The Environmental Defense Fund has been awarded a 3-year, $6 million grant from Bloomberg Philanthropies for its work to minimize the impacts of natural gas production through hydraulic fracturing. The funding will support the organization’s strategy of securing strong rules and developing industry best practices in states with intense natural gas production.
“Here’s the truth on natural gas. The environmentalists who oppose all fracking are wrong, and the drillers who claim that regulation will kill the industry are wrong. What we need to do is make sure that the gas is extracted carefully and in the right places, and that has to be done through strong, responsible regulation. And that’s what our work with EDF is all about,” said Michael R. Bloomberg, philanthropist and Mayor of New York City.
The growth in natural-gas extraction, largely due to fracking, is responsible for the U.S.’ reduced use of coal to generate power and, in part, for our decreased CO2 emissions. In its statement on the grant, EDF articulates how it will push for stronger regulation of natural-gas operations, including: disclosing all chemicals used in the hydraulic-fracturing process, minimizing water consumption, protecting groundwater, and improving air-pollution controls, including capturing released methane.
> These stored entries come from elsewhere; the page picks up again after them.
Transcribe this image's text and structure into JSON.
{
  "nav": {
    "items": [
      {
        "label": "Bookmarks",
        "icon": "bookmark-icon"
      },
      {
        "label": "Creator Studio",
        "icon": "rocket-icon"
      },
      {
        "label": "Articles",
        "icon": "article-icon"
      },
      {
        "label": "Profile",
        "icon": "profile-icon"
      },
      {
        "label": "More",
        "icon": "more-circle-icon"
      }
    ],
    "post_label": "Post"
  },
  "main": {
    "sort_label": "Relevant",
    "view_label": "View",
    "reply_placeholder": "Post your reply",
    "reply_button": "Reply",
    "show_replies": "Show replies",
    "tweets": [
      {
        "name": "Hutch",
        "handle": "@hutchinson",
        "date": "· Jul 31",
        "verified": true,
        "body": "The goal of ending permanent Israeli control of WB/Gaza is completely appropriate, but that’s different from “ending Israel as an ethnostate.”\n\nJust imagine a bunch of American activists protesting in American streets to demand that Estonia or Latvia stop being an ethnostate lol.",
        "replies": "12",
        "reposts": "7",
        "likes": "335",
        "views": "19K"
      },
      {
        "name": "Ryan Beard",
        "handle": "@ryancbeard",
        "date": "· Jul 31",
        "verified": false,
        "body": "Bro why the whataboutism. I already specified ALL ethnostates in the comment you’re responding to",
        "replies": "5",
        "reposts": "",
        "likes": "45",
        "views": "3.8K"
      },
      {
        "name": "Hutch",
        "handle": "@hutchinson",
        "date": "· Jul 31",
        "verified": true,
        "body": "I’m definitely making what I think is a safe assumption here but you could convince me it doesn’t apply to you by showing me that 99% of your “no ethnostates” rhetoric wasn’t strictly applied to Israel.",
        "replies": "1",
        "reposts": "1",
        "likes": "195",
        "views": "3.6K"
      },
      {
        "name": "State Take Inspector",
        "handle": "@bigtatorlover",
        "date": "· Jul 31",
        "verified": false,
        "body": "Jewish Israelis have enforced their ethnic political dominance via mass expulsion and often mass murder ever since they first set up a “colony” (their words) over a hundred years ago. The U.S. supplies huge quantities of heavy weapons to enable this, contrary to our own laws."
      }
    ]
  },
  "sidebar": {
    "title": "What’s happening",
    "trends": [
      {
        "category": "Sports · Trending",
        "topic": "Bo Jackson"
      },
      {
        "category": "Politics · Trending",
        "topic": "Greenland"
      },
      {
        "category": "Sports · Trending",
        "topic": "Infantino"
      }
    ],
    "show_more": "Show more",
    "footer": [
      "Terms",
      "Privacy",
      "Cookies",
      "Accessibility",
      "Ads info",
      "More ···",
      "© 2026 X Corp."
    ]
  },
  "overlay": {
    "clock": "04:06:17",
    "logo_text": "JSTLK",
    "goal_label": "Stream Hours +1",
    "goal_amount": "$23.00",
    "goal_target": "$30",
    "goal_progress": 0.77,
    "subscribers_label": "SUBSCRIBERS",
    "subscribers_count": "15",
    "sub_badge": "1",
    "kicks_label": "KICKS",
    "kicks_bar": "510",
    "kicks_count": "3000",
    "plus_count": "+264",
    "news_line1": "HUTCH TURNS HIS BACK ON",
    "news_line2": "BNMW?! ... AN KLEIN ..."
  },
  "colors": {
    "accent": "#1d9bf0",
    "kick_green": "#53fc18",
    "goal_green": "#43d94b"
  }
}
Food and Water Watch, which has been strongly advocating against fracking in the state, expressed “shock” at EDF for accepting the grant, pledging that “[f]ractivists will never stand still and allow EDF or any other group to come into their state with weak ‘model legislation’ that is simply an industry proposal in disguise.”
Fracking is likely headed for New York despite those fracktivists, most likely limited to regions on the southern edge of the state. (An aside: The term “fracktivists” is lame.) And if reports that fracking companies got an early look at the proposal are to be believed, the plan is likely to satisfy almost no one at all.